You might check out murmurhash2. It is fast, also for small strings, and has a good mixing final step so it is even good mixed for very small strings.
If it's rare that users add new tags, then you can use a perfect hash (http://en.wikipedia.org/wiki/Perfect_hash_function) that's recomputed each time a new tag is added. Of course, without knowing the problem you are really trying to solve, it's guesswork to figure out what you might do.

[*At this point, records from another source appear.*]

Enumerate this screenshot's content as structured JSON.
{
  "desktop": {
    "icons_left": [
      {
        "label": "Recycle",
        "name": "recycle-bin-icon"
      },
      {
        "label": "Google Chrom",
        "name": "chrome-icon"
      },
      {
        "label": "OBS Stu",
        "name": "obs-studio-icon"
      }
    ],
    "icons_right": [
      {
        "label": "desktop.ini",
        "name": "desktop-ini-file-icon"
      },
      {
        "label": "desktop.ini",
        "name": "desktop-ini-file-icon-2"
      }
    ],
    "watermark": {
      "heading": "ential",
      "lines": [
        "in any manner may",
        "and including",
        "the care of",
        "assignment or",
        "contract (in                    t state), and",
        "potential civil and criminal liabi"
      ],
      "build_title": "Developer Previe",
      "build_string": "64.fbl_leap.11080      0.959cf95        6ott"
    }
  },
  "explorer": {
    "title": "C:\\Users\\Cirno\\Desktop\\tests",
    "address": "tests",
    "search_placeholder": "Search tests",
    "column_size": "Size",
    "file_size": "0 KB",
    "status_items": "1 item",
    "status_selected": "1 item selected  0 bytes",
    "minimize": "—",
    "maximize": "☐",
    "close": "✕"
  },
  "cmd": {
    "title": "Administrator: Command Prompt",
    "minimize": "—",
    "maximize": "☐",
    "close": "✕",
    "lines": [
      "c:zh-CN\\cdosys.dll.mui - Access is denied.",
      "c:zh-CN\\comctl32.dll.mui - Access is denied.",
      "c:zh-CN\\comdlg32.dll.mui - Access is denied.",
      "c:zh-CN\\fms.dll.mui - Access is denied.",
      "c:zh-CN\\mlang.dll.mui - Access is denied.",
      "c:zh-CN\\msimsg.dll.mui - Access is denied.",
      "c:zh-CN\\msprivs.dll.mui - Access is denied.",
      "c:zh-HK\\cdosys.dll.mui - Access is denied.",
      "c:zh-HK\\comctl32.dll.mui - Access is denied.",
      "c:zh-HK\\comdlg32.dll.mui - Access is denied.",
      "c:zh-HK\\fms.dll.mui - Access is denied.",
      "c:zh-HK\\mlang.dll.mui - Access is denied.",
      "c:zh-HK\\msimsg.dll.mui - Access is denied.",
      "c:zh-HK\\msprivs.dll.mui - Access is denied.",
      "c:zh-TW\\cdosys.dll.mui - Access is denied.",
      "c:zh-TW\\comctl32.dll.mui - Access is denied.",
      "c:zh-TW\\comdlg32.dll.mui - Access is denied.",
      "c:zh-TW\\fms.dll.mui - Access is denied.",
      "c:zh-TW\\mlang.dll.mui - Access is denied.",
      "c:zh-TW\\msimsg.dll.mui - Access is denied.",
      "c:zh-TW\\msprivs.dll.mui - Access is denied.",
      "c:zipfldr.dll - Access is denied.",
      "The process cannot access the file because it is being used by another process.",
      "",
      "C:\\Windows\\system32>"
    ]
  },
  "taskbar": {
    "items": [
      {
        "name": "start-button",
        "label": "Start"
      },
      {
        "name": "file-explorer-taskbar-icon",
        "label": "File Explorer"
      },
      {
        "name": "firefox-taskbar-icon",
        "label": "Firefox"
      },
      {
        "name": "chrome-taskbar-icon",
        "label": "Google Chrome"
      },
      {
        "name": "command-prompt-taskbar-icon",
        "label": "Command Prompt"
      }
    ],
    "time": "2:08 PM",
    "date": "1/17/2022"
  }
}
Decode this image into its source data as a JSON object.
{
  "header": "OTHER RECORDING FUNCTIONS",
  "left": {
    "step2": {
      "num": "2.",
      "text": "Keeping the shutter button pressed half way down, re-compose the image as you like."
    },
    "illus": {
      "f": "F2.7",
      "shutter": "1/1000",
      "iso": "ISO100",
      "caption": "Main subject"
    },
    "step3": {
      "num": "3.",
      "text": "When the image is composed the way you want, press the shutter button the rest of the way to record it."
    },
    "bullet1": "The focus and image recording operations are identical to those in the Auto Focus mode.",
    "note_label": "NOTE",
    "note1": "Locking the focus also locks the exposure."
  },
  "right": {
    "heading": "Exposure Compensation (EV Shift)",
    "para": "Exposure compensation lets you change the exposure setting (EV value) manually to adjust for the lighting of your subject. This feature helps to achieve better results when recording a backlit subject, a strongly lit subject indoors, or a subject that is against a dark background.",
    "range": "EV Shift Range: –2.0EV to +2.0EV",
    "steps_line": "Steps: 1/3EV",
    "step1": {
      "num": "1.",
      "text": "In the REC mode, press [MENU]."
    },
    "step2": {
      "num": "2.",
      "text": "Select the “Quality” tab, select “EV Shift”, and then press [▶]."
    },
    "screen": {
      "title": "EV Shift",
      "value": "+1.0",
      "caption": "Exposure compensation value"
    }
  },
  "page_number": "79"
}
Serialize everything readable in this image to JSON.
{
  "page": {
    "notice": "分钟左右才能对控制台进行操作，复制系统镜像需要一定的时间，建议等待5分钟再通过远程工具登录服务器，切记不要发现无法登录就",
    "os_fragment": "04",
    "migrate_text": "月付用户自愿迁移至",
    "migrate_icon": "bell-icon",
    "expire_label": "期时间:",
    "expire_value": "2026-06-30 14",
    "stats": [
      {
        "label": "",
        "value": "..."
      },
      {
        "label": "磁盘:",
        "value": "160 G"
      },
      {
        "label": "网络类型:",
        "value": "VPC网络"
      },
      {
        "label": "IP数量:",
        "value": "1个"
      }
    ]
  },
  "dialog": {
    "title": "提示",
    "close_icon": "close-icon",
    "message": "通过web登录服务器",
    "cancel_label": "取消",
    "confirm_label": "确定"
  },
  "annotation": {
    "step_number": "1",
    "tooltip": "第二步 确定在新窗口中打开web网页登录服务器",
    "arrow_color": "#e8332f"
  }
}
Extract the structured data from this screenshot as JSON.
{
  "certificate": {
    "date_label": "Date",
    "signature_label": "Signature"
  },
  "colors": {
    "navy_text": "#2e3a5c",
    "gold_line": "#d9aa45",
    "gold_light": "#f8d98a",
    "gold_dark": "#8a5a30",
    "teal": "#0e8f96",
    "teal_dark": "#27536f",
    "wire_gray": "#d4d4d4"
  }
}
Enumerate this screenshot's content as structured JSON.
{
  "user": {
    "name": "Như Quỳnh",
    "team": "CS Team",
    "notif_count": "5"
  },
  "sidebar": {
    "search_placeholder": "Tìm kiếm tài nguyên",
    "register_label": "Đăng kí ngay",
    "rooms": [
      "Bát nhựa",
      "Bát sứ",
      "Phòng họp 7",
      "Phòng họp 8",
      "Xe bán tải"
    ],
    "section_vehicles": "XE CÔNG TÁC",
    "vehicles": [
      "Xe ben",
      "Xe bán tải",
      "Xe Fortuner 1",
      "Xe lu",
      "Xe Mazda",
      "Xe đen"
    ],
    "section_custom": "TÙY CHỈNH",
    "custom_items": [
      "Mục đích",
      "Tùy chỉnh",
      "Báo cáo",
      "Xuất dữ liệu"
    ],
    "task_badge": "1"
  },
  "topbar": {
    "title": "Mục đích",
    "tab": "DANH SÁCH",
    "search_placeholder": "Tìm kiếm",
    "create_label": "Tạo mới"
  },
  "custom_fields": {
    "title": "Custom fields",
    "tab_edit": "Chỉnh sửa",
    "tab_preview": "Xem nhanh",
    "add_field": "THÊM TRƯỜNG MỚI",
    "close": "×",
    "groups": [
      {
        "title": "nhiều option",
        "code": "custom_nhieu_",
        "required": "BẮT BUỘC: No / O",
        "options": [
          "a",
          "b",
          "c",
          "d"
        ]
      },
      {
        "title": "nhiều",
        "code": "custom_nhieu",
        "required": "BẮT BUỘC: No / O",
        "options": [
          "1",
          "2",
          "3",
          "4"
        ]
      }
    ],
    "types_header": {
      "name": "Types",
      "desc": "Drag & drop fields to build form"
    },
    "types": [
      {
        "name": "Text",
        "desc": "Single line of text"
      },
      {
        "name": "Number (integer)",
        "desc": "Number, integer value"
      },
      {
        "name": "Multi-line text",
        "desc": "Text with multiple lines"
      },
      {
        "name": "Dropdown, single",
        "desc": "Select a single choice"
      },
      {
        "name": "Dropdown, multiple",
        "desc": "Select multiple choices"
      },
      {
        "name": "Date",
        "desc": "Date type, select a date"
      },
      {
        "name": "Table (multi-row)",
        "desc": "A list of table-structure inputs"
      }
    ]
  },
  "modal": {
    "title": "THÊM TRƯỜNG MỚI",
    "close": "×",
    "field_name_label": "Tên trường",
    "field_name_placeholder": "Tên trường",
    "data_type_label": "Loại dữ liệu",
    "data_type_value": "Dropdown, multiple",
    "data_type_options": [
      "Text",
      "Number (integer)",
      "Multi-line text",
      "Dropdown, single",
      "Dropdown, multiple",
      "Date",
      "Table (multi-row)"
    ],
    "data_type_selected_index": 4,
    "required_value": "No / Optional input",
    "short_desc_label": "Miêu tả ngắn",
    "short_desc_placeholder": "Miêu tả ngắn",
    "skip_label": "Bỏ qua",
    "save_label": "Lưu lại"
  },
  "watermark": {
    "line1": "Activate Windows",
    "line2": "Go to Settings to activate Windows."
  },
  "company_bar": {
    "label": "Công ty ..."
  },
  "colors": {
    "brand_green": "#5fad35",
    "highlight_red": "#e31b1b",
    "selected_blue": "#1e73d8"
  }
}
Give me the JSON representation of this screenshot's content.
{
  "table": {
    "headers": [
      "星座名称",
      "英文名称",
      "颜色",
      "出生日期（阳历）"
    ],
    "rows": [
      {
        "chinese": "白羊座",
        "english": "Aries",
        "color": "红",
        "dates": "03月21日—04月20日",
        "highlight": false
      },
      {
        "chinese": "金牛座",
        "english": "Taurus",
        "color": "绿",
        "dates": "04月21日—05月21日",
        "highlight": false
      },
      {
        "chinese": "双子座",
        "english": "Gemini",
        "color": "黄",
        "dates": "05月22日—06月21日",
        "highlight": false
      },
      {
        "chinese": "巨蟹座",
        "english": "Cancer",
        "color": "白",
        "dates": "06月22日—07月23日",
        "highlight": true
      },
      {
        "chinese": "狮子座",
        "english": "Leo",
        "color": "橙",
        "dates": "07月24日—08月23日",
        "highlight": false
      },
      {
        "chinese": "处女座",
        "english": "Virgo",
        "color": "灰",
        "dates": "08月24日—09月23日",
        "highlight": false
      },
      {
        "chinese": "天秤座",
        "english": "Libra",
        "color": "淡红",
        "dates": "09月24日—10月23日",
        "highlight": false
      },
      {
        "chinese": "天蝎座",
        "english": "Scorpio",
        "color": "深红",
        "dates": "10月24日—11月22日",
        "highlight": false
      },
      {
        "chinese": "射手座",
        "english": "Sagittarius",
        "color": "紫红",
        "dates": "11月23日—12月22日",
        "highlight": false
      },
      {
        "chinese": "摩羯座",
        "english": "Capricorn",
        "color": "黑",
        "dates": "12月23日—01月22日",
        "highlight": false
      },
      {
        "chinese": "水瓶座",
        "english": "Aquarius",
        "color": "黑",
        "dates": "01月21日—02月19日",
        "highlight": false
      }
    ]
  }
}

If performance isn't important, simply take a secure hash such as MD5 or SHA1, and truncate its output to 32 bits. This will give you a distribution of hash codes that's indistinguishable from random.
If your program needs communicate with other system, it is better to use a algorithm which is well known. The quick & dirty way is using first Several characters of md5 hash. You don't need spend hours or days to invent wheels in your project.
The disadvantage is get much much high chance to collisions. However, if your hash is for a time-stamped session, or short life circule task. There is no problem to use that.